Left Lane Cruiser recently recorded Slingshot, their debut album, at Tempel Recording, and the result is astounding. As fitting the music, they went with a live-style recording with very few overdubs. The loose, raw feel is perfectly executed with the ratty guitars, the massive Bonham drum sound and the often distorted vocals all coming together to create a chaotic frenzy of blues-driven noise.
But not your normal blues. That north Mississippi hill country must be full of shade, as the music has a dark and dangerous edge. Slingshot is a great example of what this band has to offer, with an aggressive southern rock foundation of messy guitars, massively distorted vocals, dirty slide guitar, trashy drums and a balls-to-the-walls pace. There’s no artificiality here; it’s all very real and full of dirt and grit, which gives it an undeniable appeal. To say that the majority of the songs share this same formula does them a great disservice, because through the blistering slide solos and grungy, scattered vocals and booming drums there is quite a bit of variety and strong songwriting. And it’s safe to say that, unless you are lacking a pulse, most of the 12 songs will evoke a solid, steady stomp from your feet. Not a polite tap, mind you, but a full-out toothpick-in-the-teeth stomp.
But it’s not all about mud and distortion. “Rollin’” has a clean(er) guitar sound and clear vocals that simmer to a contrasting mega-heavy drum part, while “Kentucky Fried Dickin’” is finger-picking against a warm and fuzzy harmonica.

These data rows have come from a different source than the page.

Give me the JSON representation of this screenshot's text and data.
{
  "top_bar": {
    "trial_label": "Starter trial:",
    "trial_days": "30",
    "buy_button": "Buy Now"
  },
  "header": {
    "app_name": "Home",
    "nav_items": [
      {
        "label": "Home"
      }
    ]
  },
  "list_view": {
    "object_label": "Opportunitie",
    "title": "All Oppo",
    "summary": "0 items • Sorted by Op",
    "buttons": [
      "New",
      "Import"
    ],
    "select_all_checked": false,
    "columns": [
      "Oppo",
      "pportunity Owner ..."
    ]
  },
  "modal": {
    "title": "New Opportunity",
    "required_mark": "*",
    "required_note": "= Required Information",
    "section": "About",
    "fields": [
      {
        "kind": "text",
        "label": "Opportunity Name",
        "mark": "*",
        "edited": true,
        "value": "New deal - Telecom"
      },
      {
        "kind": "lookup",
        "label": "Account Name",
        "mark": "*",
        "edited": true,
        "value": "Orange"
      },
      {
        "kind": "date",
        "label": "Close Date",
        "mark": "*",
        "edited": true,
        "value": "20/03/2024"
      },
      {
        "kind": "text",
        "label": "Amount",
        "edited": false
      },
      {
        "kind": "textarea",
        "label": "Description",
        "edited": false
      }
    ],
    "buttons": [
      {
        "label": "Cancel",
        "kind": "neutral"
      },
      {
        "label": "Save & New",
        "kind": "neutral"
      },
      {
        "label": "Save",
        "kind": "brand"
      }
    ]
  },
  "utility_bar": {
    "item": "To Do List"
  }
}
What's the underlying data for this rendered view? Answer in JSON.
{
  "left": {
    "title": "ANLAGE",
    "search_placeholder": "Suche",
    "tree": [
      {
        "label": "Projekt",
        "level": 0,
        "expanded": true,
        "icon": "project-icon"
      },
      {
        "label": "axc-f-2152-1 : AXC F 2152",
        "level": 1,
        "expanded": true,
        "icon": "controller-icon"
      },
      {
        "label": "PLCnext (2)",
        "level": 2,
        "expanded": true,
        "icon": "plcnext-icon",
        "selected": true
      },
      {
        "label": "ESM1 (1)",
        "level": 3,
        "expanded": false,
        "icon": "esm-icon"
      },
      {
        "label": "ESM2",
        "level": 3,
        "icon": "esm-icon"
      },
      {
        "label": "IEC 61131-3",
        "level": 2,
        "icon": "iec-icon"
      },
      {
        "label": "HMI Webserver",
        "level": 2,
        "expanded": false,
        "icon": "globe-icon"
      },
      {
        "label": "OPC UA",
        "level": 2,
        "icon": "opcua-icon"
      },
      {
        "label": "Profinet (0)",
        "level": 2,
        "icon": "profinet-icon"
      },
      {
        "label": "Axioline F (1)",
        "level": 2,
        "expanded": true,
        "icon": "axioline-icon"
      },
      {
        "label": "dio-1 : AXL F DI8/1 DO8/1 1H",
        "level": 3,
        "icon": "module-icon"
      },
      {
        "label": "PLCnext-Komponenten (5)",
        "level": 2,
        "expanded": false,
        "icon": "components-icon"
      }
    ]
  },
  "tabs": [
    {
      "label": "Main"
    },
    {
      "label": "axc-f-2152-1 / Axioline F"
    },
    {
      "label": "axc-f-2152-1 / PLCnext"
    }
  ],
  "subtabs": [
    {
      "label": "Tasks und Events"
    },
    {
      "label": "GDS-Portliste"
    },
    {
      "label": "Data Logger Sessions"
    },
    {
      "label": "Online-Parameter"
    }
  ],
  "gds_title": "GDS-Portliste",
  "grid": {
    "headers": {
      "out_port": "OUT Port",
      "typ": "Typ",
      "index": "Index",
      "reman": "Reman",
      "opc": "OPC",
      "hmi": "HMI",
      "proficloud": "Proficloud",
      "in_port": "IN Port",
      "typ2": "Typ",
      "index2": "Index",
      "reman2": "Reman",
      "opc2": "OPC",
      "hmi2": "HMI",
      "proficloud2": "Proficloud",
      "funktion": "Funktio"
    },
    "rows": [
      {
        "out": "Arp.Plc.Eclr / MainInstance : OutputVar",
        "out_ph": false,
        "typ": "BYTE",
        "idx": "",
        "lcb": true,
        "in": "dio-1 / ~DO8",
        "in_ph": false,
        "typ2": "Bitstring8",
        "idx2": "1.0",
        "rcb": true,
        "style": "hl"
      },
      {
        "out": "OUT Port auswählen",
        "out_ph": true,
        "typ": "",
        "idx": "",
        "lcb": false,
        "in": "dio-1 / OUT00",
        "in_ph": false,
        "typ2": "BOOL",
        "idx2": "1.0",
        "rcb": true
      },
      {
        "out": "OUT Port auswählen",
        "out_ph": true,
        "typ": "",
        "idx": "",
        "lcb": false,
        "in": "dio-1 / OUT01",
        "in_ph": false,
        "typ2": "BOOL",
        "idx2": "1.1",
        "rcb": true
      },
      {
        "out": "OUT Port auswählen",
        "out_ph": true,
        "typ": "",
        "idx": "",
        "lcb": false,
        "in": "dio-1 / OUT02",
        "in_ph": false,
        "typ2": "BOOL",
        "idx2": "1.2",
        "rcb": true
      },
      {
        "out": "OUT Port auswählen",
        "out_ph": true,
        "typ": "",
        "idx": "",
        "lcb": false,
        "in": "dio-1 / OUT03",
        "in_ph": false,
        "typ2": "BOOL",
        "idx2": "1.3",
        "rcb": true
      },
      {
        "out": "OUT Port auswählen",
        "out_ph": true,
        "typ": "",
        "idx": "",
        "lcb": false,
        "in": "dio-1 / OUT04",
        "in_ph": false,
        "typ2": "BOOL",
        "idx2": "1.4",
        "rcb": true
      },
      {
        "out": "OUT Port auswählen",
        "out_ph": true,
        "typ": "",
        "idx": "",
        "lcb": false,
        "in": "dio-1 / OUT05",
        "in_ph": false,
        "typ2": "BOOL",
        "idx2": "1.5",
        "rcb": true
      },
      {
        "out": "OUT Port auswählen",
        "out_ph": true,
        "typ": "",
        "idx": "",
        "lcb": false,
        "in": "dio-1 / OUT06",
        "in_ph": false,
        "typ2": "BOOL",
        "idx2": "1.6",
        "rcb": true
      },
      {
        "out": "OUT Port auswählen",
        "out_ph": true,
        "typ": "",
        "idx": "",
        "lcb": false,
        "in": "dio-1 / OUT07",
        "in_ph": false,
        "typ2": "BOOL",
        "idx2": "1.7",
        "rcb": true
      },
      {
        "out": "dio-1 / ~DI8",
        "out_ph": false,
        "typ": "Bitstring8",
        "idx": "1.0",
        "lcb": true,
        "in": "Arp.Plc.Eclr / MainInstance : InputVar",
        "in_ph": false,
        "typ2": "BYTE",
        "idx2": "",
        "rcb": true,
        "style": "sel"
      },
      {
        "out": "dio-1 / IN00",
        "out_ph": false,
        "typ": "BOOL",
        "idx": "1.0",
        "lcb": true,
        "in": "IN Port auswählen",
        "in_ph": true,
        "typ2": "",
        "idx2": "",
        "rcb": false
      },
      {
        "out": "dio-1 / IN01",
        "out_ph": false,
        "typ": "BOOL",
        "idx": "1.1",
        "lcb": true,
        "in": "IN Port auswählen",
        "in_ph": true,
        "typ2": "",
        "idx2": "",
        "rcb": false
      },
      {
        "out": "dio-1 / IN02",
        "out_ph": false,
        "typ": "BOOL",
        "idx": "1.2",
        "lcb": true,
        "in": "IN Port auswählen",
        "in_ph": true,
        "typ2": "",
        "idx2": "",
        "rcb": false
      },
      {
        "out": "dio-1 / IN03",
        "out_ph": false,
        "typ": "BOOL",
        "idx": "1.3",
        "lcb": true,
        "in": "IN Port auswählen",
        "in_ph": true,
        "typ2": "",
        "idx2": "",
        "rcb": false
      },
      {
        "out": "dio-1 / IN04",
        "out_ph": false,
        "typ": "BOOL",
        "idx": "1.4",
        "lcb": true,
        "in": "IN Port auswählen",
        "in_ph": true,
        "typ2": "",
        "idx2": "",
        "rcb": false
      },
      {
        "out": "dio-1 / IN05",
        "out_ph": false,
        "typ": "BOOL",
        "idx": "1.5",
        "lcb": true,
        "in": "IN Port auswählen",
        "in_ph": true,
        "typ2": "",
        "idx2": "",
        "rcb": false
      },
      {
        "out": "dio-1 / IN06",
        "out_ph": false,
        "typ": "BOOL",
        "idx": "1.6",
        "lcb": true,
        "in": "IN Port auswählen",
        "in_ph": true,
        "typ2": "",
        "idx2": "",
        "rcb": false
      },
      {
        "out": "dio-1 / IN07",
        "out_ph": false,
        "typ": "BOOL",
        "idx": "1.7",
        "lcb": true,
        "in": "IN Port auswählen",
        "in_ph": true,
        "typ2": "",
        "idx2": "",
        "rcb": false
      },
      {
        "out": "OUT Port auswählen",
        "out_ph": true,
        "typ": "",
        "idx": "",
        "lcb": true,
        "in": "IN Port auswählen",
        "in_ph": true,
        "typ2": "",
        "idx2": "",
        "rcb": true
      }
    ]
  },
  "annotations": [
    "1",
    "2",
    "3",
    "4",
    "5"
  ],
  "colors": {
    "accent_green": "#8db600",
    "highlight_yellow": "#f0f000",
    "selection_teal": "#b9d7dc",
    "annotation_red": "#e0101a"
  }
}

And I dare say that “Sleep Will Mend” is more rock than blues, throwing in what sounds like a theremin for unexpected coloration.
With a soul and style that sounds older than their pictures portray, Left Lane Cruiser have created some very genuine songs on Slingshot. What amazes me is that the guitar playing is so complete and the drums so full that it takes a few songs to realize that there is no bass guitar - but I’ll forgive this one trespass because the stew is so tasty. Pick this one up at Wooden Nickel and Borders and get your own bug for the dirty blues.